È la (cosiddetta) “Filosofia dell’Esistenza” (del primo Novecento), che più specificamente si è posta dall’angolo visuale (pre-supposto) della messa-in-discussione (circa l’essere umano) della “riduzione” all’Um-Sein.

Già Kierkegaard, nella prima metà dell’Ottocento, aveva rivendicato (con forza e coraggio) la “legittimità” e “necessità” del porre-in-dubbio, per quanto concerne l’Uomo, la concezione (tipica della filosofia idealistica “imperante” nel suo tempo) della sua (dell’Uomo) “riduzione” al “non-essere-altro-che”.

Lo aveva fatto in riferimento all’Idealismo (imperante, appunto), che “risolveva” (e “riduceva”) l’uomo (per così dire) nell’Um-Welt di un Assoluto, in cui ogni “singolarità” non poteva che risultare “astratta”. Aveva avuto il coraggio di esercitare il diritto al “ma”, al porre-in-dubbio, al non-dare-per-scontato. Al saper valutare “da un’altra prospettiva”.

E ne trasse le conseguenze, pervenendo (per quanto concerne l’Uomo) alla “categoria” del Singolo.

Ed è, a partire dal “Singolo” (l’individuo nella sua “unicità”, “irripetibilità”, “irriducibilità”, incomparabilità”) che Kierkegaard dipanerà il suo pensiero e la sua “filosofia dell’esistenza”. È, appunto, dalla “nuova” prospettiva del “Singolo”, che per l’uomo “l’esistenza-precede-l’essenza” (Wow!!! Il “paradosso” di una “filosofia” che ha il coraggio di “contraddire” e “contestare” un suo assunto antico, secondo cui l’essenza non può che “precedere” e “antecedere” l’esistenza, in quanto - per qualsiasi “essere” - esistere vuol significare l’attualizzazione di una essenza-già-data-in-potenza).

Il “Singolo”, allora, pur “gettato” nel “mondo circostante” (quello che Binswanger denominerà appunto Um-Welt) vive altresì la incomparabile unicità del “suo-mondo-proprio” (Eigen-Welt di Binswanger).

Per questo suo essere sempre irriducibile-ad-altro, l’Uomo (in quanto tale) è Singolo.
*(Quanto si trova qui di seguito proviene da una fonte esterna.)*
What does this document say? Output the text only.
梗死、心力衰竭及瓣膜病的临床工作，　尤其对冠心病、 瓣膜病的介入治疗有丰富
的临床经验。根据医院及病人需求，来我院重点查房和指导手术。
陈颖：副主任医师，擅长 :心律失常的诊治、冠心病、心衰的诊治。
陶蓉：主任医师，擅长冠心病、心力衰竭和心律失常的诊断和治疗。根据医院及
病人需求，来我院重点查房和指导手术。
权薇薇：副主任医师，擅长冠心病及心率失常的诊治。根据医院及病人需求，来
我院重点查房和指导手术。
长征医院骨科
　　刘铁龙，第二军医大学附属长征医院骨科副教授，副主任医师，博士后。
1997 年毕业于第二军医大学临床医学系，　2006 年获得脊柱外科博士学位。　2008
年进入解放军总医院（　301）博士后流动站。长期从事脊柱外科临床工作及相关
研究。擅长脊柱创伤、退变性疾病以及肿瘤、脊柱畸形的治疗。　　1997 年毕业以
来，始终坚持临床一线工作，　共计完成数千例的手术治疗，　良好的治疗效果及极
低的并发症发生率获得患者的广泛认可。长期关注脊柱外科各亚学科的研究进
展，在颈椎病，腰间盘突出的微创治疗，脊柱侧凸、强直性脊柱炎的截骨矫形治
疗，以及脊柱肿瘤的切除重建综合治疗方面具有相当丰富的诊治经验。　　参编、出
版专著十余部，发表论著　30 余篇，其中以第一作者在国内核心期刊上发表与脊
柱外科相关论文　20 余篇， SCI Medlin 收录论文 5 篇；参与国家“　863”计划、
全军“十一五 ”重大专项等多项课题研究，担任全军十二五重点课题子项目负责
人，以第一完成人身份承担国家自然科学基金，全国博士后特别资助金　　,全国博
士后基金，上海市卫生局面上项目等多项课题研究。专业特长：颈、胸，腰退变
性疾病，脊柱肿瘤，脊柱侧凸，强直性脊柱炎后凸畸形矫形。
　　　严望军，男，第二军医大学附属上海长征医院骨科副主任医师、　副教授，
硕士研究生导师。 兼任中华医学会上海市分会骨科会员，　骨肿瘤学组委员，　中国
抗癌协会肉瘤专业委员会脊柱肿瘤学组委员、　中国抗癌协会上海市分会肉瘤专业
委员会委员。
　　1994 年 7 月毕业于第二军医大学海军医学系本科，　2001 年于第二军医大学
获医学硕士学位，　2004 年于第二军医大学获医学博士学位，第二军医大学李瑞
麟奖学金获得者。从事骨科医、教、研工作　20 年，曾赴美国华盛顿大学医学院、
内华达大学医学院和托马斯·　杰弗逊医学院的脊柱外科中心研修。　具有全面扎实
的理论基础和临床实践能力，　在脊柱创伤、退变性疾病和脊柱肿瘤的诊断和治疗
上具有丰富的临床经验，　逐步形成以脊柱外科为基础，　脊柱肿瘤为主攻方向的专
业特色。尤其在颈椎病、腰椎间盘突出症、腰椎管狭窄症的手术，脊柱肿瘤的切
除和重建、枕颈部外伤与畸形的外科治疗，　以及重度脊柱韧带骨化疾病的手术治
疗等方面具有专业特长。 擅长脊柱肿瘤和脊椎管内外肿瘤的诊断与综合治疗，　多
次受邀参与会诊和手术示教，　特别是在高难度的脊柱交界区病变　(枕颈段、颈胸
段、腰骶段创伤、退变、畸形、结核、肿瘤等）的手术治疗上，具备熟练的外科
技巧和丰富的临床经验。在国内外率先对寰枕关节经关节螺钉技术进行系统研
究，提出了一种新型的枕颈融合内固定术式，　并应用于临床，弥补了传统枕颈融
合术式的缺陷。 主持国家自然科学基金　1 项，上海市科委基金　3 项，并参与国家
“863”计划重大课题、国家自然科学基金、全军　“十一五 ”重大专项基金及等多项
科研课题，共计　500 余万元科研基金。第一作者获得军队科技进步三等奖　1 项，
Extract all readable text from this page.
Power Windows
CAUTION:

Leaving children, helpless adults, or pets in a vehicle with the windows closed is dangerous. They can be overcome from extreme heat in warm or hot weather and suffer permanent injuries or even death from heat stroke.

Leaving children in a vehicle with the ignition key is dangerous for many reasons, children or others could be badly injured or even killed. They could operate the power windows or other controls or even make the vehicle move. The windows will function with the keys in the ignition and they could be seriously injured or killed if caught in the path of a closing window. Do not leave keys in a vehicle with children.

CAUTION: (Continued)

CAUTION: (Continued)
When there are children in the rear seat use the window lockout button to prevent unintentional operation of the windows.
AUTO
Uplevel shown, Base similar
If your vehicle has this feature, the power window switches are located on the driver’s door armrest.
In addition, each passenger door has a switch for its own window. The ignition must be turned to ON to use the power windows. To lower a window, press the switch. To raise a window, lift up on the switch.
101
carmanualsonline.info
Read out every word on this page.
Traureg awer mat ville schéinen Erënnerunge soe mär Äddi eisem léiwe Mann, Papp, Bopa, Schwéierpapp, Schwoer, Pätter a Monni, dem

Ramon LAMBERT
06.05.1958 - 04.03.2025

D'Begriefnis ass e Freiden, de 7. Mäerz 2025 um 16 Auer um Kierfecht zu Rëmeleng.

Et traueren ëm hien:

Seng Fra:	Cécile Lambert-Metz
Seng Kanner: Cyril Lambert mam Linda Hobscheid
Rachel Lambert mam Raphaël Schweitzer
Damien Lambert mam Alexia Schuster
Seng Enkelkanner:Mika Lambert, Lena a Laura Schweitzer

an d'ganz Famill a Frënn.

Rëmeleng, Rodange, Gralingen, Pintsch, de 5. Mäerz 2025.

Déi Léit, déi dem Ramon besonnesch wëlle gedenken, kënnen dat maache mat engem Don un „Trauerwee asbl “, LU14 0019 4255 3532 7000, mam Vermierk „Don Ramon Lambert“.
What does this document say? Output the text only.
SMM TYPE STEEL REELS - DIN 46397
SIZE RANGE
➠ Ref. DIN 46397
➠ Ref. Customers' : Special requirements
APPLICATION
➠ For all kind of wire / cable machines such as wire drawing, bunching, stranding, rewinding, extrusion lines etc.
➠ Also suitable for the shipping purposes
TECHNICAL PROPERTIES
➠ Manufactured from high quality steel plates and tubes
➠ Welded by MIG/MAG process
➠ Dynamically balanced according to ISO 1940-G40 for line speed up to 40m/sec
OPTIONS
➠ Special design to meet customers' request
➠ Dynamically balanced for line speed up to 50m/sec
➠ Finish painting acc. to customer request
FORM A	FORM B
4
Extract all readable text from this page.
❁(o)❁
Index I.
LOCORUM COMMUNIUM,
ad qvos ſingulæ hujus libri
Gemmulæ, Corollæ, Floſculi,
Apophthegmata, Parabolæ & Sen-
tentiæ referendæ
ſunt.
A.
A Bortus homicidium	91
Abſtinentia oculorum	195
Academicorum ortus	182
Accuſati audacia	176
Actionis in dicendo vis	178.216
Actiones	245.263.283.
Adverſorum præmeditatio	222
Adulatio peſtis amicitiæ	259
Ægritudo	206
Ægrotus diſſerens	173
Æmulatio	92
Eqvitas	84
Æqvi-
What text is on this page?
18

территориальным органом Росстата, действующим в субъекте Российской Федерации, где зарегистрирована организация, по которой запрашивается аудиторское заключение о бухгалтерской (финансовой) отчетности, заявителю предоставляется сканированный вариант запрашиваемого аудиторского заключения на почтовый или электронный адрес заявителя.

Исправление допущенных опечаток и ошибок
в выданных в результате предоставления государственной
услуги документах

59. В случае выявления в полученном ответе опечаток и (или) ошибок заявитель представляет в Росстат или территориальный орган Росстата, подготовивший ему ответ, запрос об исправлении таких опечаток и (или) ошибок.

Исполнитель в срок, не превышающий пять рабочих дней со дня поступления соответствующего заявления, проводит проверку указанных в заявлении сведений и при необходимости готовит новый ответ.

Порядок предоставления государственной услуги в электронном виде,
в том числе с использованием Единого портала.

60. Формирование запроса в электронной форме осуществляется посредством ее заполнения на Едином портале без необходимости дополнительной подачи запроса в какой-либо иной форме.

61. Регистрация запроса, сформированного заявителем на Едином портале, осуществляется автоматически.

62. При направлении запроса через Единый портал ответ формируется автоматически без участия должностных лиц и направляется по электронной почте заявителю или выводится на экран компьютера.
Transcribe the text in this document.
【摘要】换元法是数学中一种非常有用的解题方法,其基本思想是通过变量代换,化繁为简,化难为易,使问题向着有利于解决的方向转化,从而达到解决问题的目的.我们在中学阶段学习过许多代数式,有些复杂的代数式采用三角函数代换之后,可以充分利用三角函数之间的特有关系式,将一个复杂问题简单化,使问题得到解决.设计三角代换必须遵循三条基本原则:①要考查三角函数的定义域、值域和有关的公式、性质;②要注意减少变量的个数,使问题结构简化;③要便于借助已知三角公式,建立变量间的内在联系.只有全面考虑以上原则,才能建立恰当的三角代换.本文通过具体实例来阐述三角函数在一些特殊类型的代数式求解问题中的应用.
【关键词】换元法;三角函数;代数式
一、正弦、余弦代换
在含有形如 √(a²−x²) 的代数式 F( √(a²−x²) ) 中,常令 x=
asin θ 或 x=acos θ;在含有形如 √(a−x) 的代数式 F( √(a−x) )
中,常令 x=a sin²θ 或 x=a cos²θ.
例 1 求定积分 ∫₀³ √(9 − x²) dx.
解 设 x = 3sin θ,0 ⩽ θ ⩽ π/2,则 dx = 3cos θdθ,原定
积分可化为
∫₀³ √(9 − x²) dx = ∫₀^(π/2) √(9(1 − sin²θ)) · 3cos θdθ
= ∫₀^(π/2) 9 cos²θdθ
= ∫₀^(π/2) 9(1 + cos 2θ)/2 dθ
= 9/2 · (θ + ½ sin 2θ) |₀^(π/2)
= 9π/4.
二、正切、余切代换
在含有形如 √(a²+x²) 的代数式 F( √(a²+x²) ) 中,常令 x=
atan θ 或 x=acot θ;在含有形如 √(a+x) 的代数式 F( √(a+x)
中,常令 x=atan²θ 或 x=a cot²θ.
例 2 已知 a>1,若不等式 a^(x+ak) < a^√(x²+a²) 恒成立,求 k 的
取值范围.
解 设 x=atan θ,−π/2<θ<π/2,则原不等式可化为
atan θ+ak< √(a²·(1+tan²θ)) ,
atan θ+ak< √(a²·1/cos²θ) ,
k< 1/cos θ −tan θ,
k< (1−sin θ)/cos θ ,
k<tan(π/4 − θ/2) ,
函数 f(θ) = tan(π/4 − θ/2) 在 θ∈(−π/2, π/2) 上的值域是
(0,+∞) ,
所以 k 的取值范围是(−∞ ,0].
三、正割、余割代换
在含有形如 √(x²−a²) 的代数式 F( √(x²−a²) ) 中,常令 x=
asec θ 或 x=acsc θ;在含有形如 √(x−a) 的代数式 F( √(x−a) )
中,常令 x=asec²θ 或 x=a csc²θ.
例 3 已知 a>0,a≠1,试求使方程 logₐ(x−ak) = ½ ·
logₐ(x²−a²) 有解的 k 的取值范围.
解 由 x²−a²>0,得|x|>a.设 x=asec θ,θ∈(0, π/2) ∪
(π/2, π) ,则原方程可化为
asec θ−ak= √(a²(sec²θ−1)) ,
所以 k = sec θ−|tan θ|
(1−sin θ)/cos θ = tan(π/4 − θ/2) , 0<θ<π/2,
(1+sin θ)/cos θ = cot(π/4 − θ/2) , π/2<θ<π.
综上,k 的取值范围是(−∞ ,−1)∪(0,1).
E il Singolo è sempre Individuo! E, in quanto in-dividuo (non-divisibile: unico-in-se-stesso), l’Uomo è drammaticamente “Solo”.

La Solitudine, infatti, rappresenta una “dimensione fondamentale” dell’Uomo in quanto Singolo. La Solitudine (che non è, affatto, “isolamento”) il Singolo non la può sfuggire. La può solo (eventualmente) condividere-con-l’altro.

Ed è in (e attraverso) questa “con-divisione” che il Singolo (oltre che nell’Um-Welt e nell’Eigen-Welt) si trova ad essere sempre immerso anche nel “mondo-della-relazione”: quello che Binswanger denomina Mit-Welt (“mondo-con”).

Sarà nel primo Novecento (dopo l’ubriacatura del Positivismo di fine Ottocento) che tale “innovativa” e “paradossale” (kierkegaardiana) angolazione antropologica verrà “ripresa” e “riattualizzata” (appunto attraverso la cosiddetta Kierkegaard-Renaissance, “Rinascita Kierkegaardiana”), da pensatori, che (al di là delle pur considerevoli differenze individuali) possono essere considerati come rappresentanti della “Filosofia dell’Esistenza” (termine da preferire a quello di Esistenzialismo, che spesso è ancora “dominante” in molti testi di Storia della Filosofia).

A vario titolo, infatti, in varia misura e con connotati diversi, le “categorie” kierkegaardiane di possibilità, di scelta, di rischio, di angoscia (connesse alla “prospettiva-del-Singolo” e della sua “esistenza”) vengono riprese, rielaborate, sviluppate e “ri-visitate” (in vario modo) da tutti coloro che hanno contribuito (a vario titolo) alla “elaborazione” delle prospettive tipiche della “Filosofia dell’Esistenza” (da K. Jaspers a M. Heidegger, da J.P. Sartre a G. Marcel, da M. Merleau-Ponty a N. Abbagnano).

Ma, a mio parere, la Kierkegaard-Renaissance, nel pensiero “esistenziale” del primo Novecento, non sarebbe comprensibile (e, forse, “giustificabile”) senza il riferimento alla “parallela” diffusione della “prospettiva fenomenologica”, proposta da E. Husserl e dai suoi “seguaci” ed “allievi” (molti dei quali saranno, infatti, i promotori di quella “Filosofia dell’Esistenza” che dalla “Rinascita Kierkegaardiana” prenderà le mosse).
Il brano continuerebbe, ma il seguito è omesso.